The expanding British empire and the Industrial Revolution generated an immense amount of trade passing through the Port of London. Until the beginning of the 19th century all goods were landed or loaded at wharves on the open river. In order to alleviate shipping congestion on the Thames, as well as to combat the theft of cargoes by criminal gangs, a group of merchants dealing with the Caribbean, primarily importers of sugar and rum, created new enclosed, tide-free docks for their ships. The West India Docks opened downstream of London on the Isle of Dogs in 1802. Other general merchants quickly followed suit, opening the London Docks at Wapping in 1805. The long-established East India Company opened their own docks at Blackwall, to the east of the West India Docks, in 1806. On the south side of the river several groups of timber merchants were developing a series of docks at Rotherhithe.
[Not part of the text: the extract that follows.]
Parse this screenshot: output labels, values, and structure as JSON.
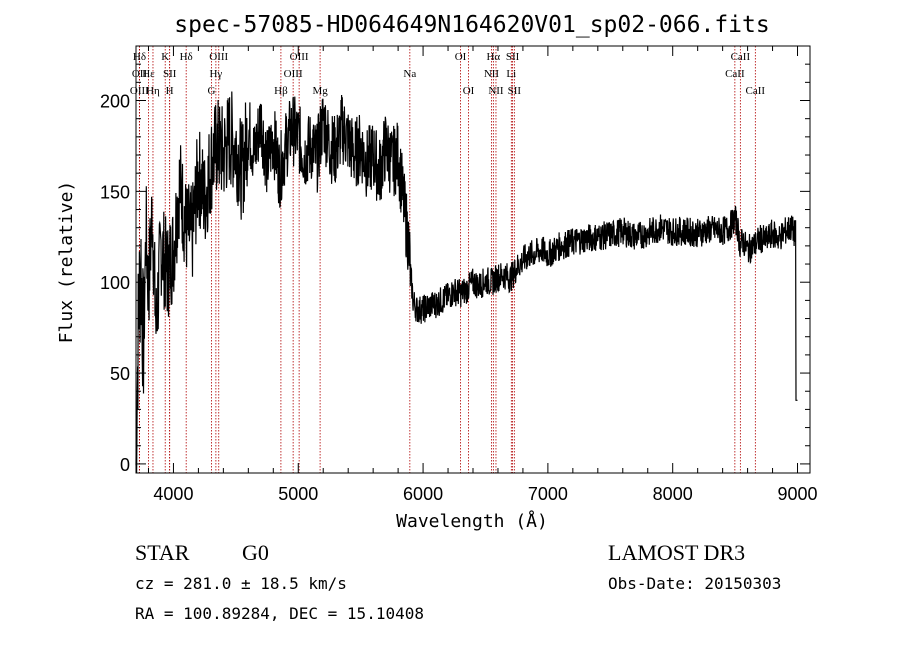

At the same time Parliament passed a new law that deferred customs duty on imports until goods left the port. That allowed for the first time the possibility of cargoes being trans-shipped without payment of duty. London thereafter became an entrepôt, whereby goods could pass through the port on their journey from one part of the world to another and thus further increase trade in the docks and wharves.
In return for their considerable investment in creating the docks, the owners of the West India, London and East India Docks were each granted by Parliament a twenty-one-year monopoly on certain goods to and from particular areas of the world. Those monopolies were due to expire in the mid-1820s. Tonnage passing through the port had continued to rise and several groups of investors and engineers (including Isambard and Marc Brunel) began to make speculative plans for new sets of docks along the Thames to take advantage of the forthcoming free trade.
Immediately to the east of the Tower of London and the City, along the riverside, lay the ancient district of St. Katharine’s. It traced its beginnings back to the early 12th century when Matilda, wife of King Stephen, founded a hospital, meaning a place of shelter and rest for travelers, the sick and the elderly, where they could be cared for by the resident brothers and sisters. From the mid-13th century, during the time of Queen Eleanor, wife of Edward I, the Foundation of St. Katharine came under the patronage of either the queen consort or reigning queen and was thus a Royal Peculiar. The hospital had its own church and during the Middle Ages its surrounding land – or ‘liberty’ – developed into a densely-populated community immediately outside London.
Prior to the creation of the early-19th century docks, all goods had to pass through a limited number of wharves on the north bank of the Thames in the City of London. This was for the convenience of the collection of customs duties and they were known as the ‘Legal Quays’. As trade increased this caused increasing congestion so in 1663 a number of ‘Sufferance Wharves’ were allowed as additional landing places, including the ‘Great Wharf’ and ‘Little Wharf’ at St. Katharine’s.
The first threat of redevelopment of St. Katharine’s came in 1796, when the City of London Corporation applied for an Act of Parliament to convert the district into a wet dock. Protected by Queen Charlotte, consort to George III and patron at that time, the attempt failed and, as we have seen, the city merchants instead created their new docks at Wapping, the Isle of Dogs and Blackwall.